Unilever shares were up 0.8 percent at 11:30 a.m. in London after falling as much as 2.3 percent. They’ve been trading near record levels after the Kraft Heinz approach and had gained 19 percent this year.

SPREADS UNIT
Polman’s overhaul is “enough to support the recent rise of the stock, but that is not enough to support further rerating in our view,” Natixis analyst Pierre Tegner said in a note.
While Polman responded to many of the evergreen demands of shareholders, he stopped short of a more radical overhaul, such as a complete split between the food and personal-care businesses. The two divisions complement each other by giving the company greater distribution scale in emerging markets, Polman said on a call with analysts.

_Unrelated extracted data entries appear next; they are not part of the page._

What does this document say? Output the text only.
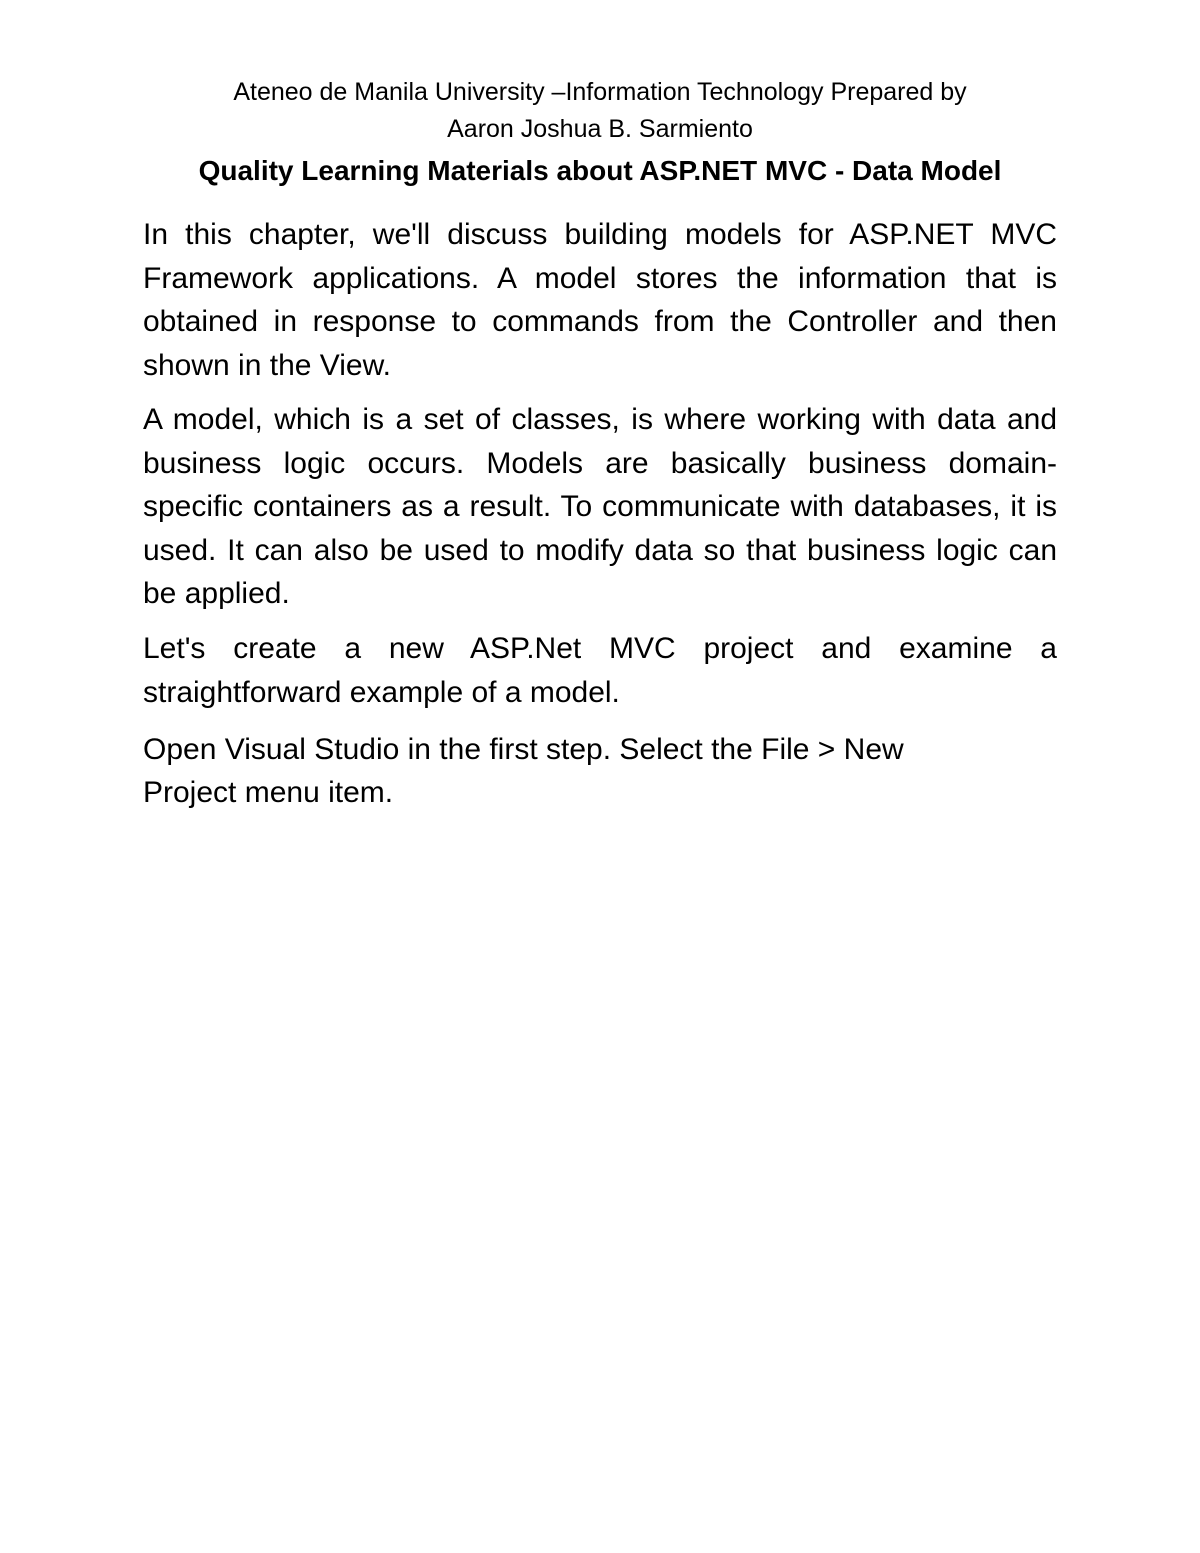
Ateneo de Manila University –Information Technology Prepared by
Aaron Joshua B. Sarmiento
Quality Learning Materials about ASP.NET MVC - Data Model

In this chapter, we'll discuss building models for ASP.NET MVC Framework applications. A model stores the information that is obtained in response to commands from the Controller and then shown in the View.

A model, which is a set of classes, is where working with data and business logic occurs. Models are basically business domain-specific containers as a result. To communicate with databases, it is used. It can also be used to modify data so that business logic can be applied.

Let's create a new ASP.Net MVC project and examine a straightforward example of a model.

Open Visual Studio in the first step. Select the File > New
Project menu item.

While Kraft Heinz’ overture was short-lived — the suitor buried its plans after just two days — it nevertheless had a profound impact on Polman, who was blindsided by the approach when it became public in February. Polman has contrasted his focus on good corporate citizenship and long-term returns with a demand for quick returns and cost cuts by Kraft’s key shareholder, private-equity firm 3G Capital.

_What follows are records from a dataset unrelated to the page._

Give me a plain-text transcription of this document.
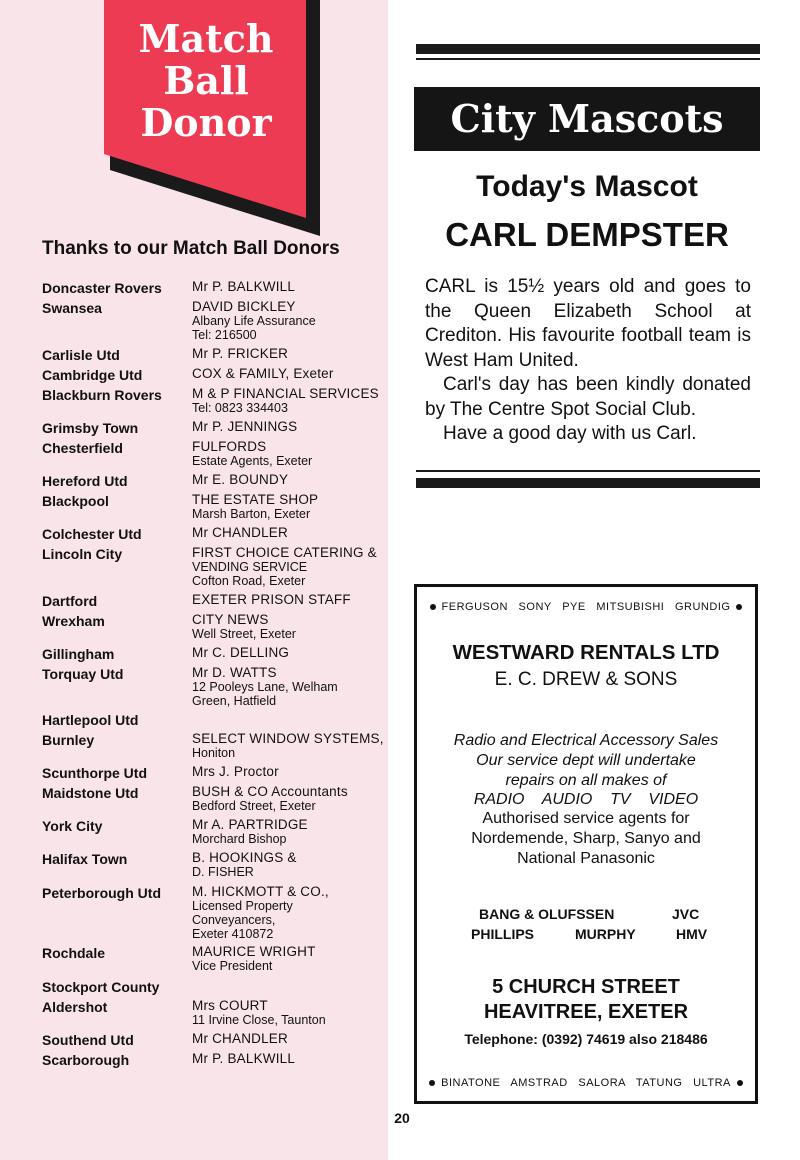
Match
Ball
Donor
Thanks to our Match Ball Donors
Doncaster Rovers	Mr P. BALKWILL
Swansea	DAVID BICKLEY
Albany Life Assurance
Tel: 216500
Carlisle Utd	Mr P. FRICKER
Cambridge Utd	COX & FAMILY, Exeter
Blackburn Rovers	M & P FINANCIAL SERVICES
Tel: 0823 334403
Grimsby Town	Mr P. JENNINGS
Chesterfield	FULFORDS
Estate Agents, Exeter
Hereford Utd	Mr E. BOUNDY
Blackpool	THE ESTATE SHOP
Marsh Barton, Exeter
Colchester Utd	Mr CHANDLER
Lincoln City	FIRST CHOICE CATERING &
VENDING SERVICE
Cofton Road, Exeter
Dartford	EXETER PRISON STAFF
Wrexham	CITY NEWS
Well Street, Exeter
Gillingham	Mr C. DELLING
Torquay Utd	Mr D. WATTS
12 Pooleys Lane, Welham
Green, Hatfield
Hartlepool Utd
Burnley	SELECT WINDOW SYSTEMS,
Honiton
Scunthorpe Utd	Mrs J. Proctor
Maidstone Utd	BUSH & CO Accountants
Bedford Street, Exeter
York City	Mr A. PARTRIDGE
Morchard Bishop
Halifax Town	B. HOOKINGS &
D. FISHER
Peterborough Utd	M. HICKMOTT & CO.,
Licensed Property
Conveyancers,
Exeter 410872
Rochdale	MAURICE WRIGHT
Vice President
Stockport County
Aldershot	Mrs COURT
11 Irvine Close, Taunton
Southend Utd	Mr CHANDLER
Scarborough	Mr P. BALKWILL
20
City Mascots
Today's Mascot
CARL DEMPSTER

CARL is 15½ years old and goes to the Queen Elizabeth School at Crediton. His favourite football team is West Ham United.

Carl's day has been kindly donated by The Centre Spot Social Club.

Have a good day with us Carl.

FERGUSON   SONY   PYE   MITSUBISHI   GRUNDIG
WESTWARD RENTALS LTD
E. C. DREW & SONS
Radio and Electrical Accessory Sales
Our service dept will undertake
repairs on all makes of
RADIO    AUDIO    TV    VIDEO
Authorised service agents for
Nordemende, Sharp, Sanyo and
National Panasonic
BANG & OLUFSSEN	JVC
PHILLIPS	MURPHY	HMV
5 CHURCH STREET
HEAVITREE, EXETER
Telephone: (0392) 74619 also 218486
BINATONE   AMSTRAD   SALORA   TATUNG   ULTRA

The spreads business, which also includes Stork and Country Crock, will be sold or spun off if the company can’t find a buyer, Unilever said. The company has had “lots and lots” of approaches from private-equity firms and is confident it can sell the unit at a favorable price, Chief Financial Officer Graeme Pitkethly said by phone. The business is worth about 7.5 billion euros, Tegner said.
Unilever said it will combine its food and refreshments operations in a single entity in the Netherlands. The review of the Anglo-Dutch structure could simplify the company’s legal status as both a public limited company in the UK and an NV, its equivalent in the Netherlands.

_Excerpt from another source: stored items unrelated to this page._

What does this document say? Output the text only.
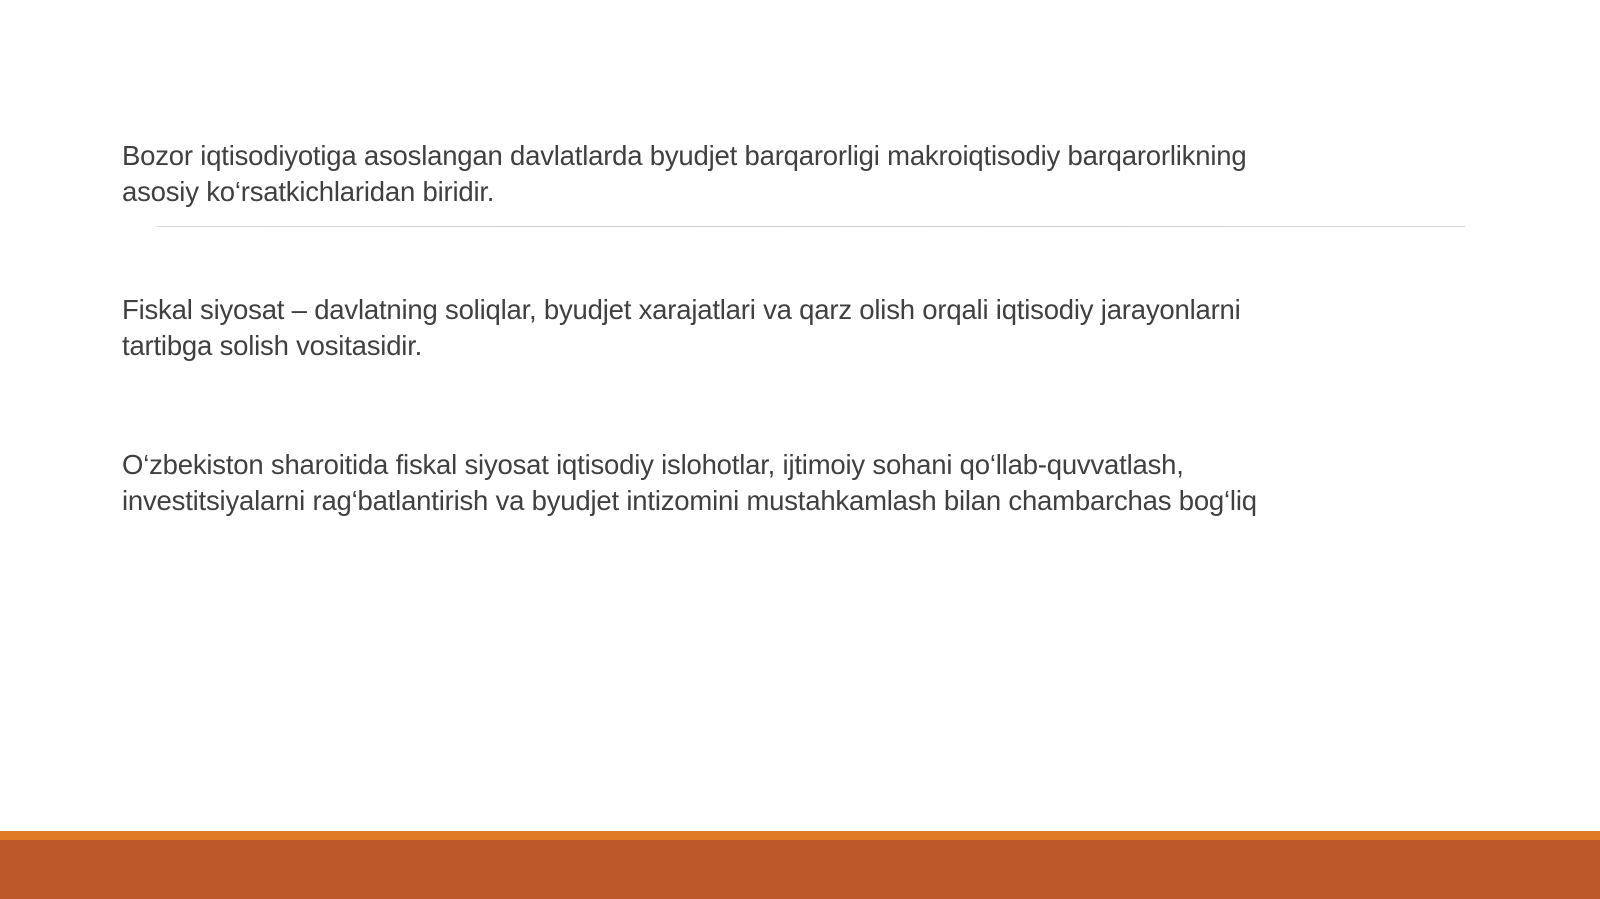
Bozor iqtisodiyotiga asoslangan davlatlarda byudjet barqarorligi makroiqtisodiy barqarorlikning
asosiy ko‘rsatkichlaridan biridir.
Fiskal siyosat – davlatning soliqlar, byudjet xarajatlari va qarz olish orqali iqtisodiy jarayonlarni
tartibga solish vositasidir.
O‘zbekiston sharoitida fiskal siyosat iqtisodiy islohotlar, ijtimoiy sohani qo‘llab-quvvatlash,
investitsiyalarni rag‘batlantirish va byudjet intizomini mustahkamlash bilan chambarchas bog‘liq
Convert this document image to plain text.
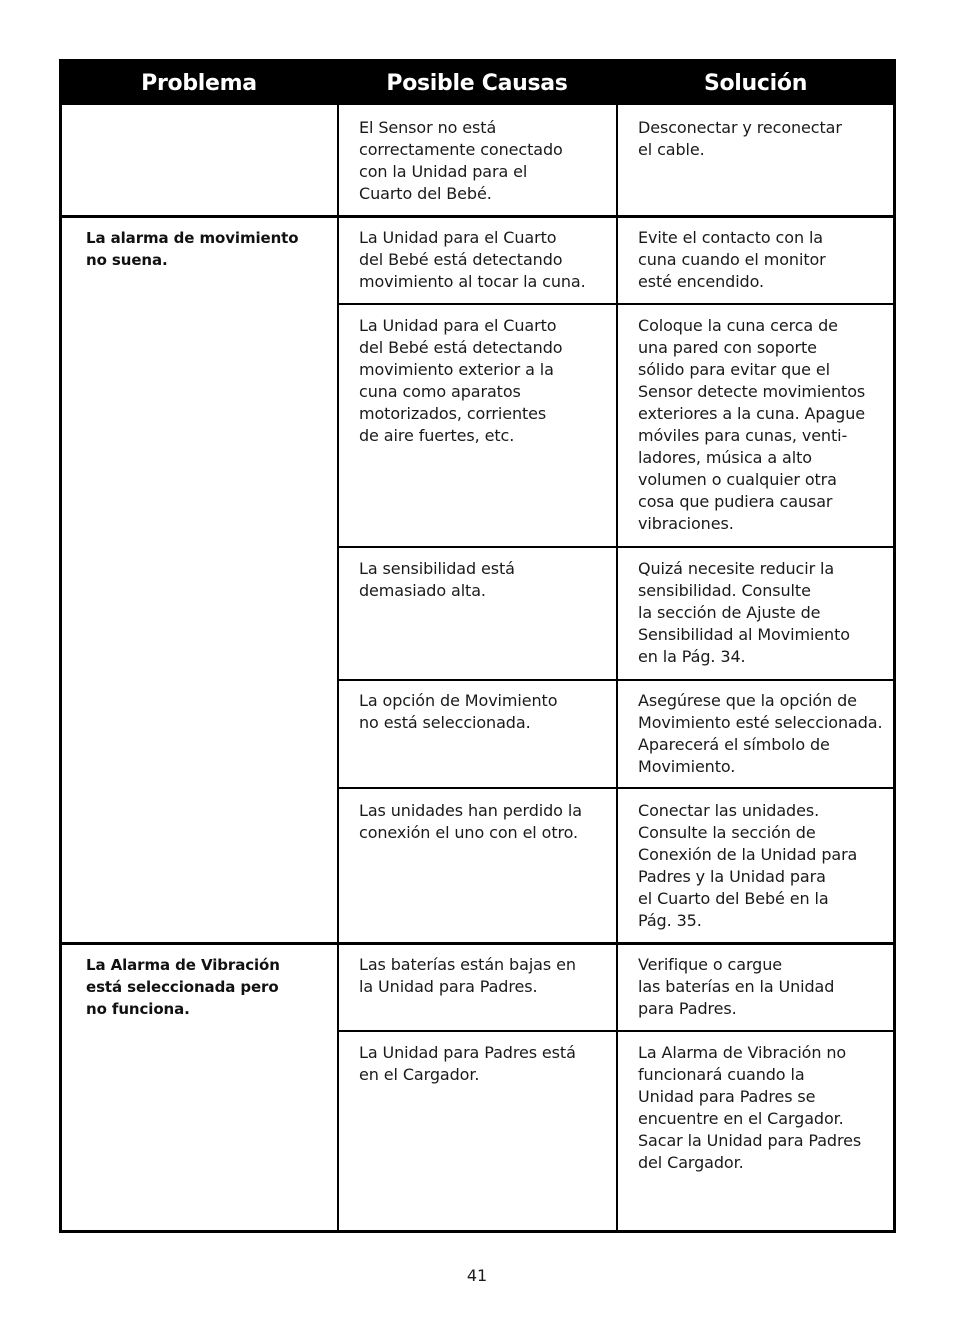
Problema	Posible Causas	Solución
El Sensor no está
correctamente conectado
con la Unidad para el
Cuarto del Bebé.
Desconectar y reconectar
el cable.
La alarma de movimiento
no suena.
La Unidad para el Cuarto
del Bebé está detectando
movimiento al tocar la cuna.
Evite el contacto con la
cuna cuando el monitor
esté encendido.
La Unidad para el Cuarto
del Bebé está detectando
movimiento exterior a la
cuna como aparatos
motorizados, corrientes
de aire fuertes, etc.
Coloque la cuna cerca de
una pared con soporte
sólido para evitar que el
Sensor detecte movimientos
exteriores a la cuna. Apague
móviles para cunas, venti-
ladores, música a alto
volumen o cualquier otra
cosa que pudiera causar
vibraciones.
La sensibilidad está
demasiado alta.
Quizá necesite reducir la
sensibilidad. Consulte
la sección de Ajuste de
Sensibilidad al Movimiento
en la Pág. 34.
La opción de Movimiento
no está seleccionada.
Asegúrese que la opción de
Movimiento esté seleccionada.
Aparecerá el símbolo de
Movimiento.
Las unidades han perdido la
conexión el uno con el otro.
Conectar las unidades.
Consulte la sección de
Conexión de la Unidad para
Padres y la Unidad para
el Cuarto del Bebé en la
Pág. 35.
La Alarma de Vibración
está seleccionada pero
no funciona.
Las baterías están bajas en
la Unidad para Padres.
Verifique o cargue
las baterías en la Unidad
para Padres.
La Unidad para Padres está
en el Cargador.
La Alarma de Vibración no
funcionará cuando la
Unidad para Padres se
encuentre en el Cargador.
Sacar la Unidad para Padres
del Cargador.
41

That framework is a legacy of a 1920s merger that combined a Dutch margarine maker with a British soap provider. The change could make it easier for Unilever to make big acquisitions as it bolsters its defenses against future takeover approaches, Polman said.
“It opens up the door for major M&A activity that our current structure actually prevents,” the CEO said in an interview on Bloomberg TV. Polman said he’d take a look at Reckitt Benckiser Group Plc’s food business, which makes French’s mustard and ketchup. That company said this week that it was considering a sale of the unit.
Companies like Unilever, Kraft Heinz and Reckitt are under pressure to cut costs as changing consumer tastes, including a growing preference for fresh foods over packaged staples, threaten growth and profit margins. The changes at Unilever
will result in some job cuts to senior and middle management, Pitkethly said, while the company also expects to wring savings from its procurement and marketing operations.

ADVERTISING CUTS
“Restructuring and change is just a fact of life in our industry,” Pitkethly said. Unilever plans to reduce the number of advertisements it commissions by 30 percent, without specifying how much actual marketing spending will be cut. The company will show more of its best advertising for longer so as to not impact its brands, Pitkethly said on a call with analysts.
Unilever plans to buy back 5 billion euros ($5.3 billion) of stock. It raised its cost-savings target to 6 billion euros from 4 billion euros and said the dividend also will be increased by 12 percent. The company said it expects 3.5 billion euros of costs over 2017 to 2019 related to the efficiency measures.
The company set a 2020 target for a 20 percent underlying operating margin, up from 16.4 percent in 2016. Unilever also plans to borrow more, saying this level will give it flexibility for acquisitions or returning cash to shareholders.
“We’re turning a crisis into an opportunity,” Polman said on the analyst call, answering a question about his eight-year tenure. “My energy is there to do this as long as it will last.”